Transferrin, another blood protein, binds to iron to carry it from the gut. A transferrin saturation test shows how much of the transferrin in the body is actually carrying iron. A low transferrin saturation reading is another sign of iron deficiency.
Vitamin B12 and Folic Acid
Your blood may also be tested for Vitamin B12 and folic acid. These important vitamins work together to form healthy red blood cells.
Vitamin B12 is absorbed into the blood stream from the terminal ileum (the last part of the small intestine before it joins the colon). If the ileum is very inflamed or damaged, or has been removed by surgery, the body may not be able to absorb enough Vitamin B12, in which case it can be given by injection.

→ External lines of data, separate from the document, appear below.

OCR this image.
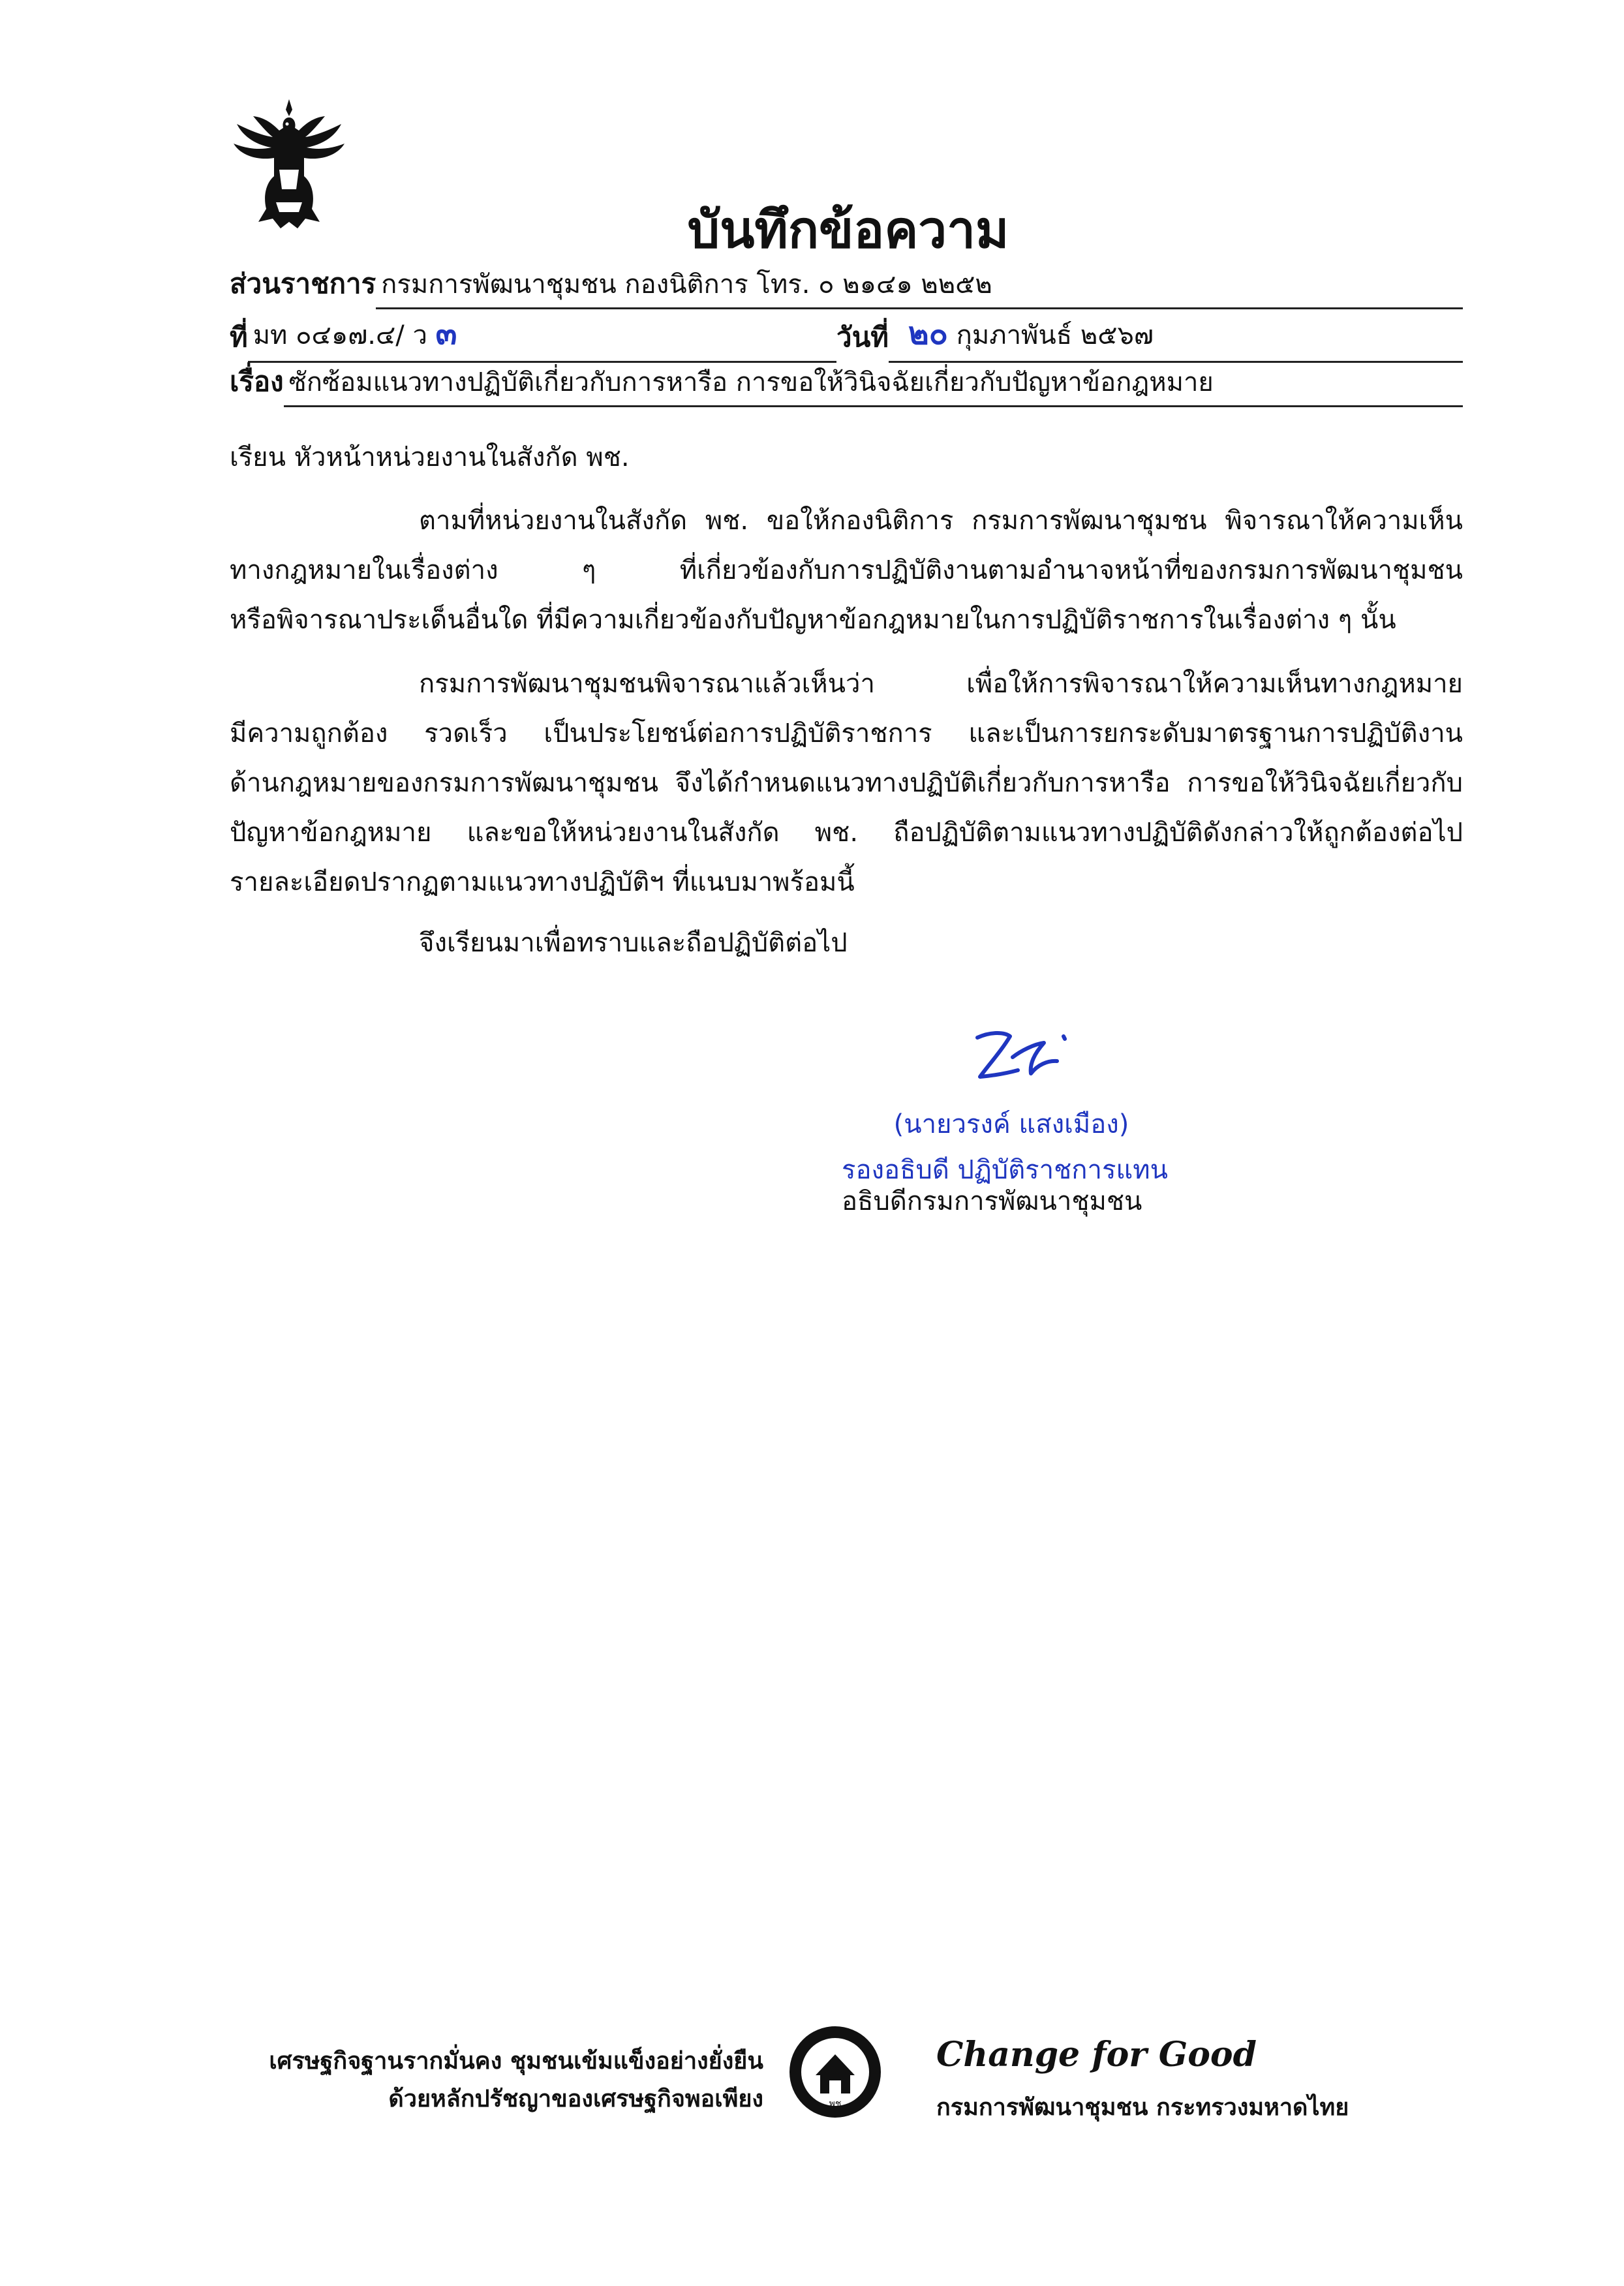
บันทึกข้อความ
ส่วนราชการ กรมการพัฒนาชุมชน กองนิติการ โทร. ๐ ๒๑๔๑ ๒๒๕๒
ที่ มท ๐๔๑๗.๔/ ว ๓	วันที่ ๒๐ กุมภาพันธ์ ๒๕๖๗
เรื่อง ซักซ้อมแนวทางปฏิบัติเกี่ยวกับการหารือ การขอให้วินิจฉัยเกี่ยวกับปัญหาข้อกฎหมาย
เรียน หัวหน้าหน่วยงานในสังกัด พช.
ตามที่หน่วยงานในสังกัด พช. ขอให้กองนิติการ กรมการพัฒนาชุมชน พิจารณาให้ความเห็น
ทางกฎหมายในเรื่องต่าง ๆ ที่เกี่ยวข้องกับการปฏิบัติงานตามอำนาจหน้าที่ของกรมการพัฒนาชุมชน
หรือพิจารณาประเด็นอื่นใด ที่มีความเกี่ยวข้องกับปัญหาข้อกฎหมายในการปฏิบัติราชการในเรื่องต่าง ๆ นั้น
กรมการพัฒนาชุมชนพิจารณาแล้วเห็นว่า เพื่อให้การพิจารณาให้ความเห็นทางกฎหมาย
มีความถูกต้อง รวดเร็ว เป็นประโยชน์ต่อการปฏิบัติราชการ และเป็นการยกระดับมาตรฐานการปฏิบัติงาน
ด้านกฎหมายของกรมการพัฒนาชุมชน จึงได้กำหนดแนวทางปฏิบัติเกี่ยวกับการหารือ การขอให้วินิจฉัยเกี่ยวกับ
ปัญหาข้อกฎหมาย และขอให้หน่วยงานในสังกัด พช. ถือปฏิบัติตามแนวทางปฏิบัติดังกล่าวให้ถูกต้องต่อไป
รายละเอียดปรากฏตามแนวทางปฏิบัติฯ ที่แนบมาพร้อมนี้
จึงเรียนมาเพื่อทราบและถือปฏิบัติต่อไป
(นายวรงค์ แสงเมือง)
รองอธิบดี ปฏิบัติราชการแทน
อธิบดีกรมการพัฒนาชุมชน
เศรษฐกิจฐานรากมั่นคง ชุมชนเข้มแข็งอย่างยั่งยืน
ด้วยหลักปรัชญาของเศรษฐกิจพอเพียง	พช
Change for Good
กรมการพัฒนาชุมชน กระทรวงมหาดไทย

Low folic acid levels can be caused by poor nutrition or poor absorption from the small intestine. Some medications for IBD, such as methotrexate and sulphasalazine (a 5ASA drug), can also affect folic acid levels.
Other Blood Tests
Other blood tests that may be helpful in IBD include:
- Tests for calcium and phosphate. Both these minerals are important for bone health. Vitamin D levels may also be measured if bone loss is suspected.
- A magnesium check. Magnesium is needed for healthy muscles and bones. Severe diarrhoea may cause low magnesium levels, so a blood test may be needed to check this.
- Tests for trace elements, such as zinc, selenium, chromium and other minerals which are usually found in tiny quantities in the blood of healthy people. These may be checked if you have Crohn’s disease affecting the small bowel or on long-term nutritional treatment.
- A TPMT (thiopurine methyltransferase) test. This test can help predict who is more likely to experience side effects from thiopurine drugs such as azathioprine or mercaptopurine. However, it cannot identify everyone who may be affected.
- Screening tests. Before you start on certain immunosuppressant or anti-TNF drugs, such as infliximab or adalimumab, you may need to be screened for infectious diseases such as Hepatitis B or C, tuberculosis, HIV, or chicken pox.